Cette lacune statistique explique une grande partie de l’écart entre les hypothèses de la Fabrique de l’Industrie et les dénombrements de l’URSSAF.

L’étude de la Fabrique de l’Industrie s’appuie sur les travaux du CEREQ, qui évaluent à 130 000 personnes arrivant sur le marché du travail des métiers industriels après une formation du niveau CAP au niveau bac + 2. Cette estimation prend en compte le taux de poursuite d’études des jeunes en formation, qui obtiennent leur diplôme mais ne sont pas – encore – disponibles pour un recrutement.

Par exemple, 44% d’un bac pro MELEC en alternance poursuivent leurs études, 60% s’ils suivent une formation sous statut scolaire.
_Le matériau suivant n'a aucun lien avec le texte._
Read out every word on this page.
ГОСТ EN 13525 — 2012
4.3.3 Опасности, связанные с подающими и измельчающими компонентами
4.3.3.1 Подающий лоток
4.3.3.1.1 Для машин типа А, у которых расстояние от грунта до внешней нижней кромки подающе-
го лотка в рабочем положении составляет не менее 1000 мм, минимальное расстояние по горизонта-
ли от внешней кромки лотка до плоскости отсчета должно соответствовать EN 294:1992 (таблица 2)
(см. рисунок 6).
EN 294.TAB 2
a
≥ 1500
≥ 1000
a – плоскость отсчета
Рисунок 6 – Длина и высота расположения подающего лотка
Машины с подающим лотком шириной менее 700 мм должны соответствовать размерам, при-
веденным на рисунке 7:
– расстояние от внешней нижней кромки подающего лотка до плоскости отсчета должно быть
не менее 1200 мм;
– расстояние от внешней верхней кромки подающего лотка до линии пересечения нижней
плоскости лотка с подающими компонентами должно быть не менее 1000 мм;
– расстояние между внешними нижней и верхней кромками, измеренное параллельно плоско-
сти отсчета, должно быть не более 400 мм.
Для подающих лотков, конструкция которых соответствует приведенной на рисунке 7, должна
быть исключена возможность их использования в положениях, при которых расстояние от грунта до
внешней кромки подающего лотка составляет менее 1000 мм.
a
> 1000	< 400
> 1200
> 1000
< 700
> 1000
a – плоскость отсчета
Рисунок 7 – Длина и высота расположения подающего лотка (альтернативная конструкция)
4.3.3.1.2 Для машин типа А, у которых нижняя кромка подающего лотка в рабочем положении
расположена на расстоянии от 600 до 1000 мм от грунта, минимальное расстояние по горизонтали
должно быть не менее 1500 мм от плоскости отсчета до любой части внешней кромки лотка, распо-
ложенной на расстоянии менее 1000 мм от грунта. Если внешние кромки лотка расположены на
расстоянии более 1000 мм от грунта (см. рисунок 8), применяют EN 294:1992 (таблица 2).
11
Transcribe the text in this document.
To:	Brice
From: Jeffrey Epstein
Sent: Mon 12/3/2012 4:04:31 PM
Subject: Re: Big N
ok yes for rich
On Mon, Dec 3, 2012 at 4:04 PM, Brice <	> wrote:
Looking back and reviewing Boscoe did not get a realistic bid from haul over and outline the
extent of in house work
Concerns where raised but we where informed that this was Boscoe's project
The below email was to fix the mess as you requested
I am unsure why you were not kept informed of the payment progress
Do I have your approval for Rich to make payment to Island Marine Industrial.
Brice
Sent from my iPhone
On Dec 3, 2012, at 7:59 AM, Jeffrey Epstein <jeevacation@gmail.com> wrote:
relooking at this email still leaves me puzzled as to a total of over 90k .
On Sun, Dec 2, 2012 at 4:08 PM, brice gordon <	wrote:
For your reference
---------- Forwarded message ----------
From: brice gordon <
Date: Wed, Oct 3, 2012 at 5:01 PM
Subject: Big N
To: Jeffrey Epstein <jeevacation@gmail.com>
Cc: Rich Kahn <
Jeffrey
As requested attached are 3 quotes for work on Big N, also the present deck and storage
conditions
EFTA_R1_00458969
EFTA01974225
La question de « l’évaporation » des nouveaux formés, mise en exergue par le CEREQ et l’étude la Fabrique de l’Industrie, est intéressante mais elle néglige un fait important : tous les cursus de formation et tous les domaines professionnels y sont confrontés. L’observation des mobilités professionnelles et des mouvements de main d’oeuvre montre que l’industrie en bénéficie aussi, par exemple depuis les métiers de la construction, de la logistique ou de l’artisanat alimentaire. Le solde final reste peut-être négatif mais il est atténué et on peut penser qu’une nouvelle dynamique industrielle, si elle s’affirmait nettement, renforcerait l’attractivité de ces activités auprès des jeunes et des demandeurs d’emploi à la recherche de formation « insérante ». Il semble que ce soit déjà le cas dans les bassins d’emploi portés aujourd’hui par la réindustrialisation (Dunkerque par exemple).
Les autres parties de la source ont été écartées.